Si la réflexion se confirme, le nouveau dirigeant devra en effet mener les échanges sur le choix d’un éventuel nouveau partenaire ou d’une montée au capital. Cette dernière option est jugée très improbable tant elle pèserait sur les finances de la SNCF, déjà plombées par les dépenses dans la modernisation du réseau ferroviaire. « Cette opération serait très consommatrice de cash et sans intérêt stratégique pour la SNCF, qui contrôle déjà la stratégie de Keolis avec 70 % du capital, juge un banquier. À l’inverse, la difficulté sera grande de faire venir un investisseur qui accepte d’être un gros minoritaire mais sans contrôle. » D’autant plus que le secteur des transports publics ne dégage plus des marges florissantes, les collectivités locales devenant de plus en plus regardantes sur leurs marchés de transport. Keolis, deuxième opérateur français derrière Transdev mais devant la RATP, ne dégageait que 2,2 % de marge opérationnelle en 2024 et 2,3 % l’année précédente.

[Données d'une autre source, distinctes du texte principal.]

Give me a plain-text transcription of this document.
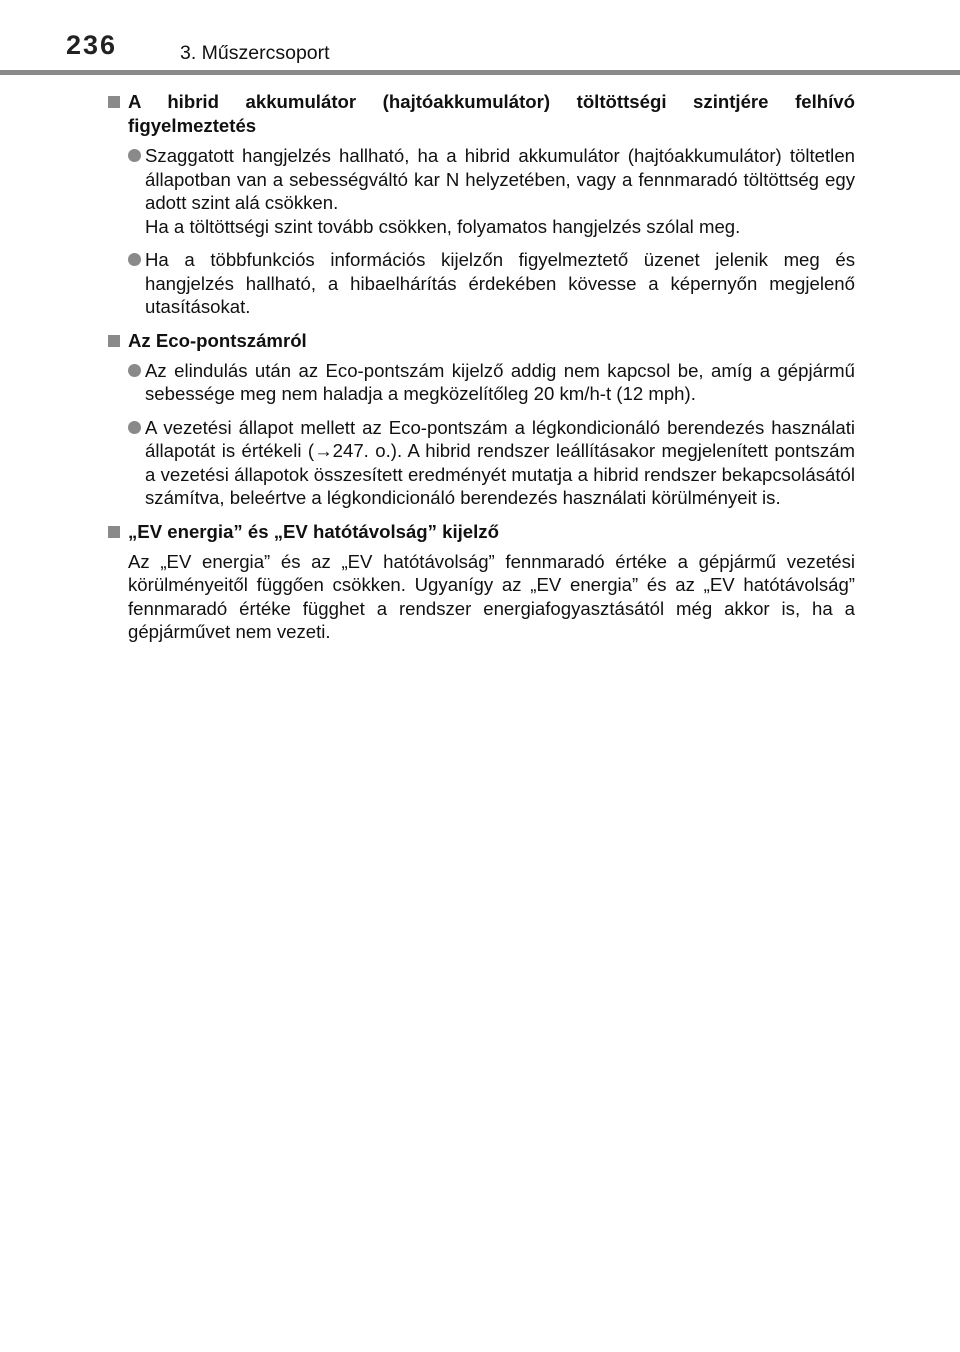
236	3. Műszercsoport
A hibrid akkumulátor (hajtóakkumulátor) töltöttségi szintjére felhívó figyelmeztetés
Szaggatott hangjelzés hallható, ha a hibrid akkumulátor (hajtóakkumulátor) töltetlen állapotban van a sebességváltó kar N helyzetében, vagy a fennmaradó töltöttség egy adott szint alá csökken.
Ha a töltöttségi szint tovább csökken, folyamatos hangjelzés szólal meg.
Ha a többfunkciós információs kijelzőn figyelmeztető üzenet jelenik meg és hangjelzés hallható, a hibaelhárítás érdekében kövesse a képernyőn megjelenő utasításokat.
Az Eco-pontszámról
Az elindulás után az Eco-pontszám kijelző addig nem kapcsol be, amíg a gépjármű sebessége meg nem haladja a megközelítőleg 20 km/h-t (12 mph).
A vezetési állapot mellett az Eco-pontszám a légkondicionáló berendezés használati állapotát is értékeli (→247. o.). A hibrid rendszer leállításakor megjelenített pontszám a vezetési állapotok összesített eredményét mutatja a hibrid rendszer bekapcsolásától számítva, beleértve a légkondicionáló berendezés használati körülményeit is.
„EV energia” és „EV hatótávolság” kijelző
Az „EV energia” és az „EV hatótávolság” fennmaradó értéke a gépjármű vezetési körülményeitől függően csökken. Ugyanígy az „EV energia” és az „EV hatótávolság” fennmaradó értéke függhet a rendszer energiafogyasztásától még akkor is, ha a gépjárművet nem vezeti.
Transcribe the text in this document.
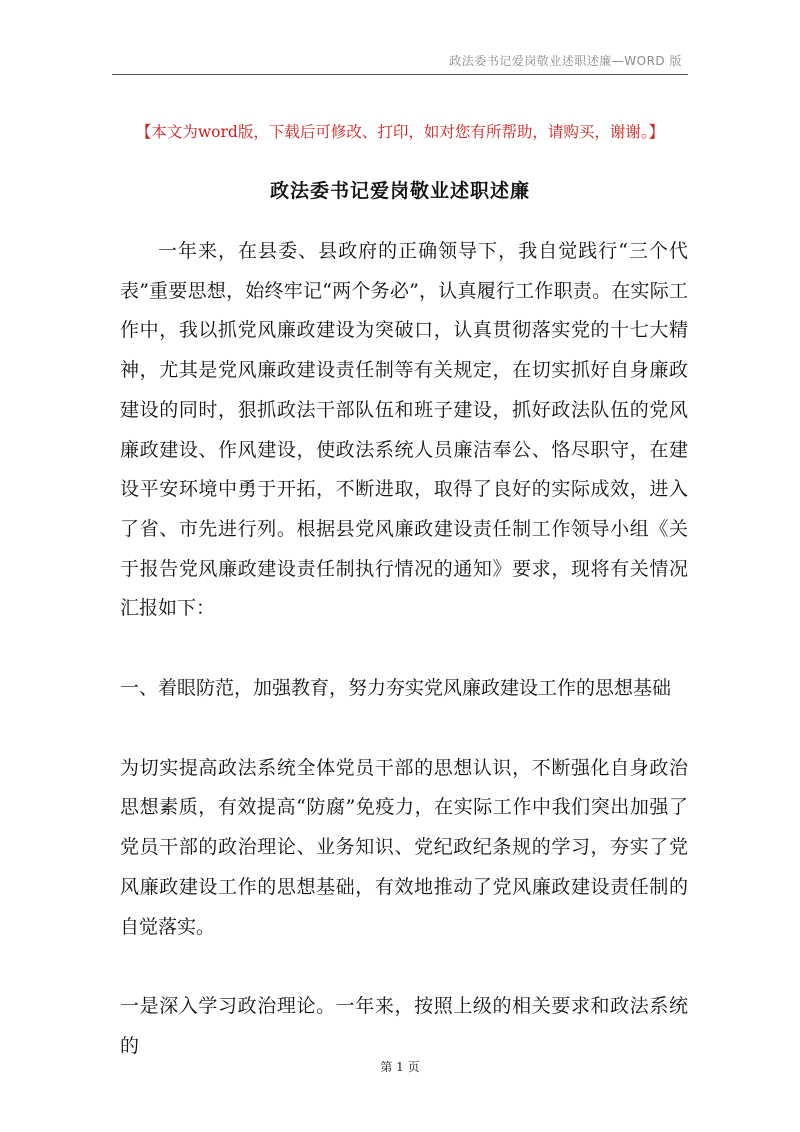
政法委书记爱岗敬业述职述廉—WORD 版
【本文为word版，下载后可修改、打印，如对您有所帮助，请购买，谢谢。】
政法委书记爱岗敬业述职述廉

一年来，在县委、县政府的正确领导下，我自觉践行“三个代表”重要思想，始终牢记“两个务必”，认真履行工作职责。在实际工作中，我以抓党风廉政建设为突破口，认真贯彻落实党的十七大精神，尤其是党风廉政建设责任制等有关规定，在切实抓好自身廉政建设的同时，狠抓政法干部队伍和班子建设，抓好政法队伍的党风廉政建设、作风建设，使政法系统人员廉洁奉公、恪尽职守，在建设平安环境中勇于开拓，不断进取，取得了良好的实际成效，进入了省、市先进行列。根据县党风廉政建设责任制工作领导小组《关于报告党风廉政建设责任制执行情况的通知》要求，现将有关情况汇报如下：

一、着眼防范，加强教育，努力夯实党风廉政建设工作的思想基础

为切实提高政法系统全体党员干部的思想认识，不断强化自身政治思想素质，有效提高“防腐”免疫力，在实际工作中我们突出加强了党员干部的政治理论、业务知识、党纪政纪条规的学习，夯实了党风廉政建设工作的思想基础，有效地推动了党风廉政建设责任制的自觉落实。

一是深入学习政治理论。一年来，按照上级的相关要求和政法系统的

第 1 页
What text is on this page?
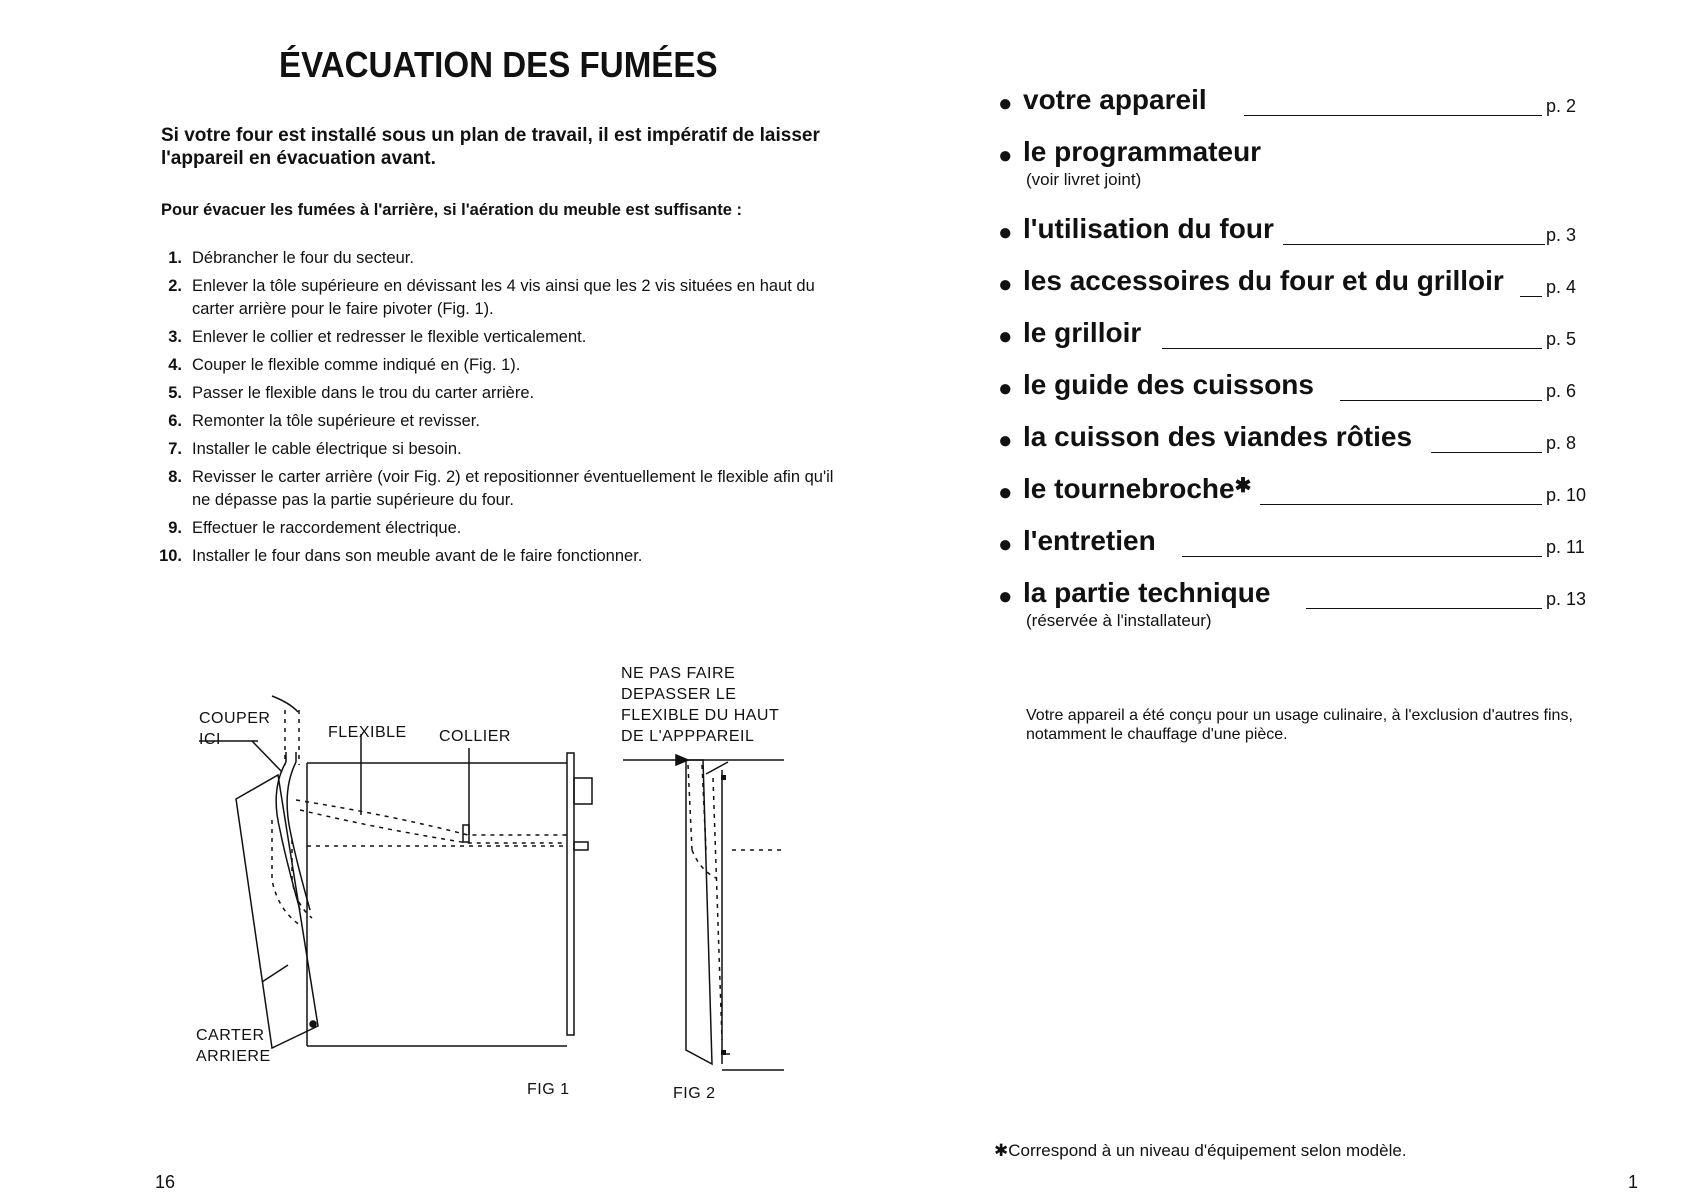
ÉVACUATION DES FUMÉES
Si votre four est installé sous un plan de travail, il est impératif de laisser l'appareil en évacuation avant.
Pour évacuer les fumées à l'arrière, si l'aération du meuble est suffisante :
1. Débrancher le four du secteur.
2. Enlever la tôle supérieure en dévissant les 4 vis ainsi que les 2 vis situées en haut du carter arrière pour le faire pivoter (Fig. 1).
3. Enlever le collier et redresser le flexible verticalement.
4. Couper le flexible comme indiqué en (Fig. 1).
5. Passer le flexible dans le trou du carter arrière.
6. Remonter la tôle supérieure et revisser.
7. Installer le cable électrique si besoin.
8. Revisser le carter arrière (voir Fig. 2) et repositionner éventuellement le flexible afin qu'il ne dépasse pas la partie supérieure du four.
9. Effectuer le raccordement électrique.
10. Installer le four dans son meuble avant de le faire fonctionner.
COUPER
ICI	FLEXIBLE COLLIER
NE PAS FAIRE
DEPASSER LE
FLEXIBLE DU HAUT
DE L'APPPAREIL
CARTER
ARRIERE
FIG 1	FIG 2
16
● votre appareil	p. 2
● le programmateur
(voir livret joint)
● l'utilisation du four	p. 3
● les accessoires du four et du grilloir p. 4
● le grilloir	p. 5
● le guide des cuissons	p. 6
● la cuisson des viandes rôties	p. 8
● le tournebroche✱	p. 10
● l'entretien	p. 11
● la partie technique	p. 13
(réservée à l'installateur)
Votre appareil a été conçu pour un usage culinaire, à l'exclusion d'autres fins, notamment le chauffage d'une pièce.
✱Correspond à un niveau d'équipement selon modèle.
1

La Caisse, qui privilégie l’investissement de long terme dans les infrastructures, a entamé une réflexion générale sur une rotation de ses actifs en Europe, pour l’instant sans avoir mandaté de conseil financier pour l’accompagner. Le fonds canadien a déjà cédé cette année sa participation dans le fournisseur d’équipements et services aéroportuaires Alvest, passé sous le contrôle de PAI Partners et Adia. Il pourrait aussi se désengager du réseau d’analyses médicales Biogroup, où une difficile réorganisation du capital est en cours.
Le fonds basé à Québec « reste toutefois attentif à conserver une bonne relation globale avec le système ferroviaire français où il a acquis une position centrale au fil des années », estime un banquier qui le connaît bien. L’ex-CDPQ était entré au capital de Keolis en 2006 aux côtés de l’ex-Axa Private Equity et Pragma Capital et avait ensuite multiplié les prises de participation dans le ferroviaire français : Alstom lors du rachat de Bombardier Transport, Akiem et Ermewa achetés auprès de la SNCF, Eurostar (19,31 % du capital) et Delachaux (43 %). Le fonds avait aussi servi à ouvrir des portes au Canada : il avait fait entrer Keolis et SNCF Voyageurs dans le consortium qui a été sélectionné par le gouvernement fédéral pour réaliser le futur TGV reliant Toronto à Montréal et Québec.
S’il n’en est qu’à ses débuts, le processus de nomination d’un nouveau patron pour Keolis suscite beaucoup d’intérêts en interne à la SNCF. Les regards se tournent en particulier vers Laurent Trevisani, selon plusieurs sources. Choisi pour être PDG par intérim de la SNCF entre l’entrée de Jean-Pierre Farandou au gouvernement, le 12 octobre dernier, et la prise de fonctions de Jean Castex, il vient d’être confirmé à nouveau comme directeur général délégué chargé des finances et de la stratégie, une fonction qu’il occupe depuis 2019. Membre du conseil de surveillance de Keolis, Laurent Trevisani, qui dément aujourd’hui à son entourage toute candidature, pourrait se positionner comme recours en cas d’échec du processus. Il bénéficierait du soutien de Jean-Pierre Farandou. Le directeur de l’activité TGV-Intercités chez SNCF Voyageurs, Alain Krakovitch, serait aussi sur les rangs. Candidat malheureux à la présidence de la SNCF en 2019, il viserait désormais un poste de numéro un. De son côté, Heidrick & Struggles aura à cœur d’ouvrir le jeu à des candidatures extérieures. Il pourrait rencontrer quelques difficultés car, parallèlement, la RATP va se chercher aussi un nouveau président.